I am trying to perform machine learning (classification) on a public health dataset for diagnosing a disease status (Positive, Negative). In my dataset, all of the features are categorical like educational level (Illiterate, Primary, Secondary, Higher), gender (Male, Female), Wealth index (Poor, Middle, Rich), Marital status (Unmarried, Married, Divorced, Separated, Widowed), etc. Many researchers before performing machine learning, they convert these features into numeric variables. Then, they standardize the features by transforming it into zero mean and unit variance. Since my background in Statistics, it seems quite illogical to me.
I have applied few tree based models (DT, RF, GBM, XGBM) and non-tree based models (SVM, KNN) using categorical variables without standardization, and got performance around 0.75 to 0.85 for accuracy, precision, sensitivity, specificity, and AUC.

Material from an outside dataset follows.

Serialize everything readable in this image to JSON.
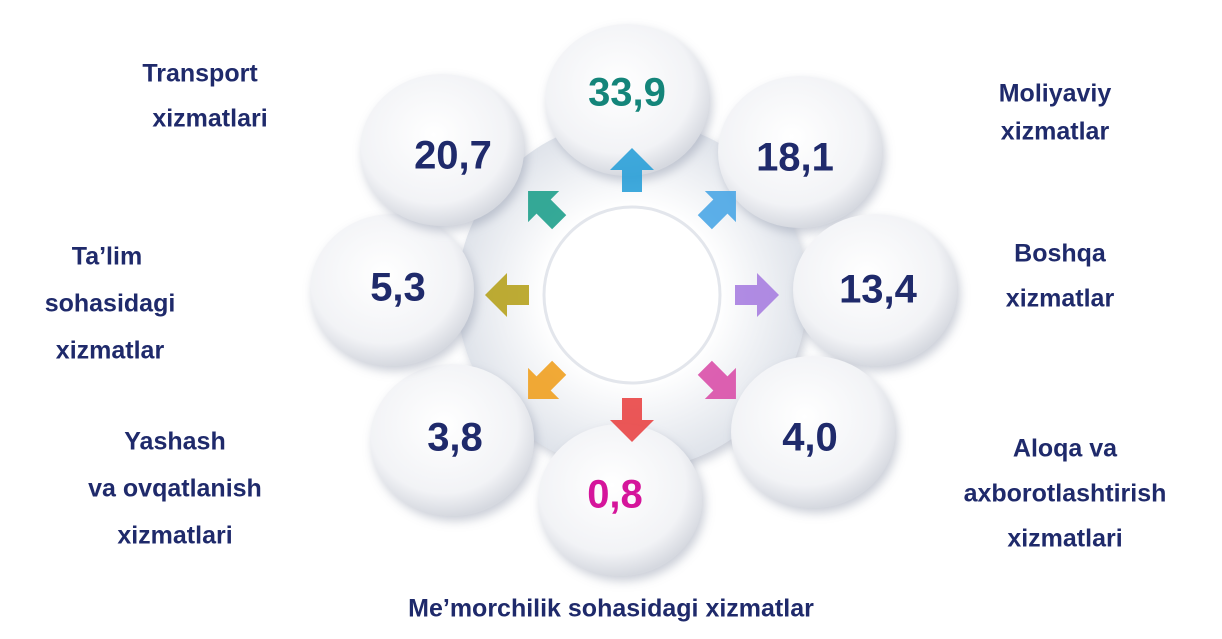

Now, I have the following question:
I applied several machine learning classifiers (Decision Trees, Random Forest, GBM, XGBoost, SVM, and KNN) to a public health dataset for disease status classification. All features were categorical (e.g., education level, gender, wealth index). I did not encoded these categories as numerical values (e.g., Illiterate=1, Primary=2, etc.), and also did not standardize these categorical features.
I expect suggestions in this situation from the scientific community who are expert in this field. What should I do in this case??